1. Understand the multifarious principle of the biology of aging;
2. Get insight into the importance of measuring the life time exposome to study health and disease in old age;
3. Understand the principle of causal inference aided by directed acyclic graphs;
4. Practice shaping a research idea from a life course perspective.

Content
Aging is the strongest single risk factor underlying chronic degenerative disease but the underlying pathology is only poorly understood. Knowledge from evolutionary life history regulation points to investments in sex and reproduction which come at a cost of long-term maintenance and aging as the consequence. The pace and shape of the aging process is different between individuals and dependent on the environment in which our genome is expressed. It is key to identify the environmental exposures from conception throughout life as thoroughly as variation in the genome to identify underlying mechanisms of disease. Methods of causal inference in observational research, mimicking randomized controlled trials, are only one part of a larger set for studying cause and effect. Identifying causes needs integration of a wider range of methods to unravel the complex biomolecular mechanisms that drive aging. The appropriate understanding provides an evidence-base for (personalised) prevention and treatment to improve population health.

Participants
The PhD course is open for all students with an interest in human aging.

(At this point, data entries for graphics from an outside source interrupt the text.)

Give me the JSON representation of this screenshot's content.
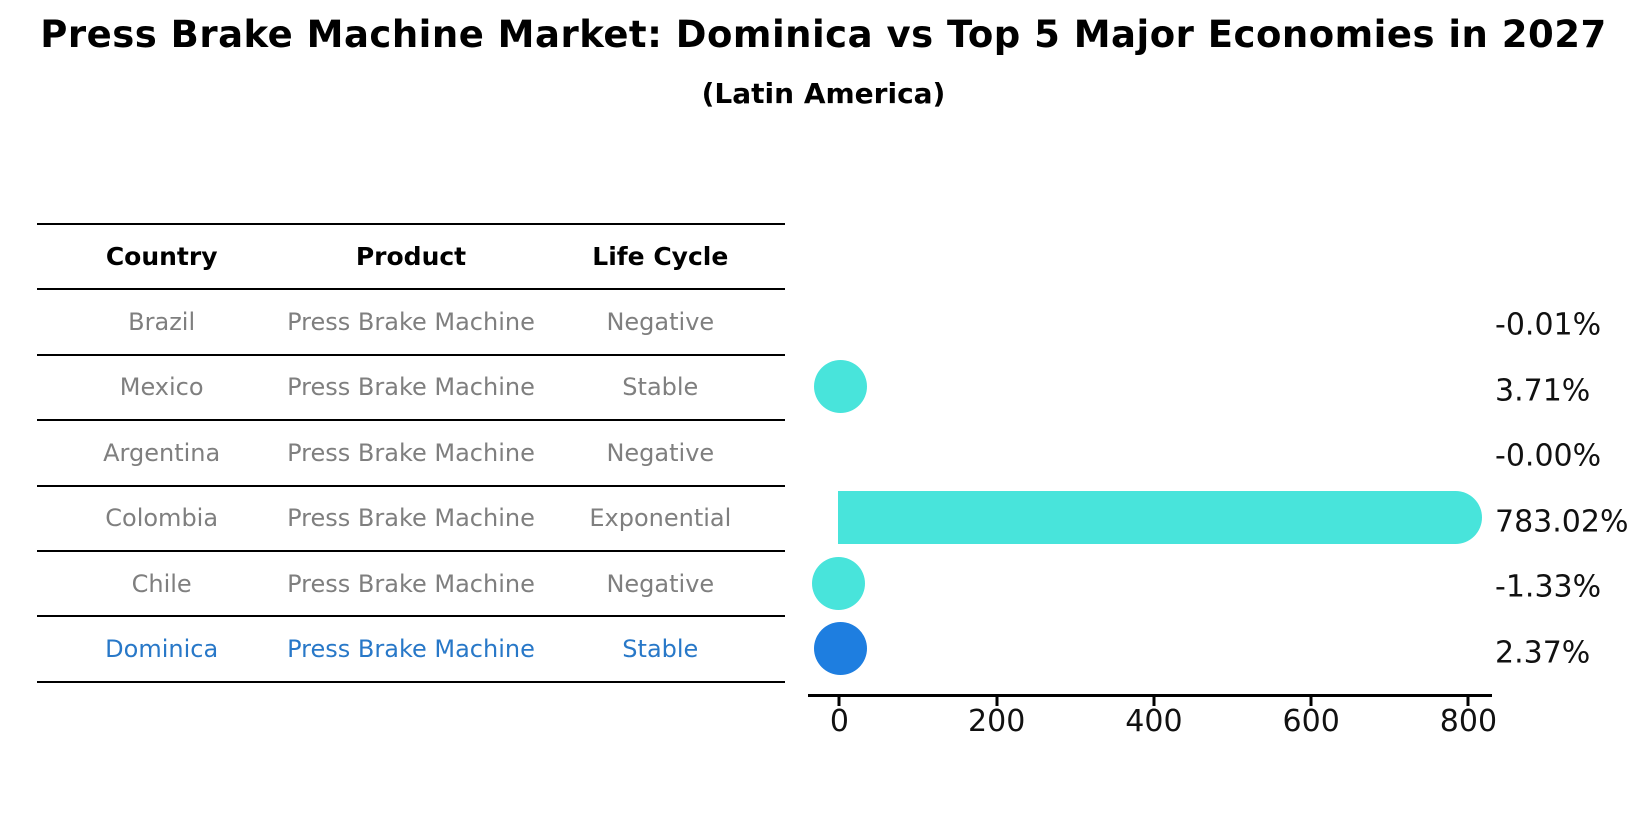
{
  "title": "Press Brake Machine Market: Dominica vs Top 5 Major Economies in 2027",
  "subtitle": "(Latin America)",
  "colors": {
    "bar_cyan": "#48e4db",
    "highlight_blue": "#1e7ee0",
    "highlight_text_blue": "#2878c8",
    "table_text_gray": "#7f7f7f",
    "axis_black": "#000000"
  },
  "table": {
    "headers": [
      "Country",
      "Product",
      "Life Cycle"
    ],
    "rows": [
      {
        "country": "Brazil",
        "product": "Press Brake Machine",
        "life_cycle": "Negative",
        "highlight": false
      },
      {
        "country": "Mexico",
        "product": "Press Brake Machine",
        "life_cycle": "Stable",
        "highlight": false
      },
      {
        "country": "Argentina",
        "product": "Press Brake Machine",
        "life_cycle": "Negative",
        "highlight": false
      },
      {
        "country": "Colombia",
        "product": "Press Brake Machine",
        "life_cycle": "Exponential",
        "highlight": false
      },
      {
        "country": "Chile",
        "product": "Press Brake Machine",
        "life_cycle": "Negative",
        "highlight": false
      },
      {
        "country": "Dominica",
        "product": "Press Brake Machine",
        "life_cycle": "Stable",
        "highlight": true
      }
    ]
  },
  "chart_data": {
    "type": "bar",
    "orientation": "horizontal",
    "title": "Press Brake Machine Market: Dominica vs Top 5 Major Economies in 2027 (Latin America)",
    "categories": [
      "Brazil",
      "Mexico",
      "Argentina",
      "Colombia",
      "Chile",
      "Dominica"
    ],
    "values": [
      -0.01,
      3.71,
      -0.0,
      783.02,
      -1.33,
      2.37
    ],
    "value_labels": [
      "-0.01%",
      "3.71%",
      "-0.00%",
      "783.02%",
      "-1.33%",
      "2.37%"
    ],
    "units": "percent growth",
    "highlight_index": 5,
    "bar_color": "#48e4db",
    "highlight_color": "#1e7ee0",
    "x_ticks": [
      0,
      200,
      400,
      600,
      800
    ],
    "xlim": [
      -40,
      830
    ],
    "grid": false,
    "legend": false
  }
}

Relevance to graduate programmes
The course is relevant to PhD students from the following graduate programmes at the Graduate School of Health and Medical Sciences, UCPH:

All graduate programmes

Language
The course is taught in English.

Form
The course will be based on lectures, feedback sessions, group work, and discussions.
The assessment consists in the students writing an executive summary (individual essay of 800-1500 words) including one table or figure on a research proposal for understanding an age related ailment using a life course approach. The summary must be submitted one week after the course at the latest.

Course director
Rudi Westendorp, Professor, Department of Public Health and Center for Healthy Aging, westendorp@sund.ku.dk

Teachers
- Rudi Westendorp, Professor of medicine at old age, Department of Public Health and Center for Healthy Aging, UCPH
- Zorana Jovanovic Andersen, Professor of environmental epidemiology, Department of Public Health, UCPH
- Naja Hulvej Rod, Professor of epidemiology, Department of Public Health, UCPH
- Others tba

Dates
4 – 7 November 2019

Course location
Panum, Blegdamsvej 3B, 2200 Copenhagen N

Registration
Please register before 6 October 2019

Seats to PhD students from other Danish universities will be allocated on a first-come, first-served basis and according to the applicable rules.
Applications from other participants will be considered after the last day of enrolment.

Note: All applicants are asked to submit invoice details in case of no-show, late cancellation or obligation to pay the course fee (typically non-PhD students). If you are a PhD student, your participation in the course must be in agreement with your principal supervisor.